C’était l’occasion de réviser ses classiques. l'after beat, ce rythme sur lequel on marque les 2 et 4e temps, a été inventé par les esclaves du Missisipi, lors de la construction du chemin de fer. Ils chantaient en rythme pour synchroniser leur travail. Durant cette conférence, on regarde des extraits de films, on revient aux sources. En quoi certaines musiques contemporaines trouvent leurs origines dans le blues, cette musique qui est le fruit de la rencontre entre les esclaves noirs en fuite et les indiens d’Amérique ? La musique est à l’origine de rencontres, de partages, elle est fondatrice de civilisations. Les indiens dits noirs, justement, issus de cette rencontre entre esclaves et Indiens, ont donné au blues son esprit…

André Manoukian raconte la musique comme un conte, et c’est passionnant.

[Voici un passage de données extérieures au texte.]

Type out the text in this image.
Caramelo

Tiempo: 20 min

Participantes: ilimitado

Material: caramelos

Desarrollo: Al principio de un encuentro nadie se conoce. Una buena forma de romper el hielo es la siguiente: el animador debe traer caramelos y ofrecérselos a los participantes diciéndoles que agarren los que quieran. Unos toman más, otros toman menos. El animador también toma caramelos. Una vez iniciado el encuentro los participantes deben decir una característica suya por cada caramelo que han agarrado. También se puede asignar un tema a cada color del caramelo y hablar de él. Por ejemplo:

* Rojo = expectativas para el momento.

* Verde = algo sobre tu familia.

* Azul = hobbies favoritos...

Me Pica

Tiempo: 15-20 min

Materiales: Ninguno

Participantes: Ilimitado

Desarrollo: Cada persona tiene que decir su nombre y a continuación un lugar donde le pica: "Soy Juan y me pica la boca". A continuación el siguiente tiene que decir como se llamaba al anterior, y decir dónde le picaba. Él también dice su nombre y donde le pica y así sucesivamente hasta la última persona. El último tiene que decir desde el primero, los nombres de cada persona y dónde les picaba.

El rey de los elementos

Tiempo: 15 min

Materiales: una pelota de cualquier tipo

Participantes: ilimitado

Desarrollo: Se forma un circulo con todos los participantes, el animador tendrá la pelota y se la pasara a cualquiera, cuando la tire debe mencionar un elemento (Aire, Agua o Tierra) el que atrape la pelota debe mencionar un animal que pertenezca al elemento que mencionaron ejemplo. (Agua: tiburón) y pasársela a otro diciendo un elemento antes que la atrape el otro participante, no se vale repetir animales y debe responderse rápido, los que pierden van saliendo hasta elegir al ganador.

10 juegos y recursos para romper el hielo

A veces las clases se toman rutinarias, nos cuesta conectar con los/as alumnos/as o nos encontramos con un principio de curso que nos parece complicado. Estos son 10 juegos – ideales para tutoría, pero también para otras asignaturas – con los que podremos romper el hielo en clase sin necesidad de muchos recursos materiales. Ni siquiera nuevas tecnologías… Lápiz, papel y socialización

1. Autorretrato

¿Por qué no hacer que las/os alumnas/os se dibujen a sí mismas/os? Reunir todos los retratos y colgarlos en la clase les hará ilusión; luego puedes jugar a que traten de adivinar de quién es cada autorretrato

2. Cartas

Il compare la musique actuelle au rythme binaire du métronome, régulier, qui, malgré sa rigidité, nous donne l’envie de danser. Ce rythme binaire est, historiquement, celui des chants des esclaves et ceux des militaires… Ce sont les Africains qui y ont introduit un élément ternaire, qui donne à la musique son harmonie organique. Dans ce sens, le swing a dérobotisé la musique, avec son découpage ternaire du rythme. Les hommes se libèrent à travers ce rythme ternaire. En plus de son pouvoir créateur, la musique pourrait donc être libératrice… Le swing est presque mystique, chacun peut imaginer sa manière de swinger. 



André se dévoile être très pédagogue et nous rassure : “Vous avez tous une signature rythmique”. C’est un moyen de marquer son territoire, en quelque sorte. Il cite Gilles Deleuze qui expliquait que les animaux marquaient leurs territoires via la danse, la peinture et la musique. La voix est l’expression d’une intimité, André compare le chant a un strip tease musical, dans lequel ce n’est pas le corps, mais bien l’âme qui est dévoilée. André, enfant du jazz, fait l’apologie d’Internet. 

Aujourd’hui, chacun peut remonter dans le passé, choisir son esthétique. Il nous présente une performance de danse, sur la musique des Indes Galantes de Rameaux, qui semble synthétiser son discours en une chorégraphie fascinante. Il s’agit du crump, cette danse apparue dans les années 90, qui se structure en cercle. Le rythme est binaire, la cadence est explosée. On retrouve une expression spontanée de la danse, ainsi qu’une certaine libération au sein d’un cadre musical binaire et strict. La musique se fait maintenant révolte. Cette danse s’inscrit dans la tradition des battles de danses, à travers lesquelles on marque son territoire. 


Pour André Manoukian, la musique, c’est l’essence de la vie. La musique nous rapproche, nous libère et nous constitue.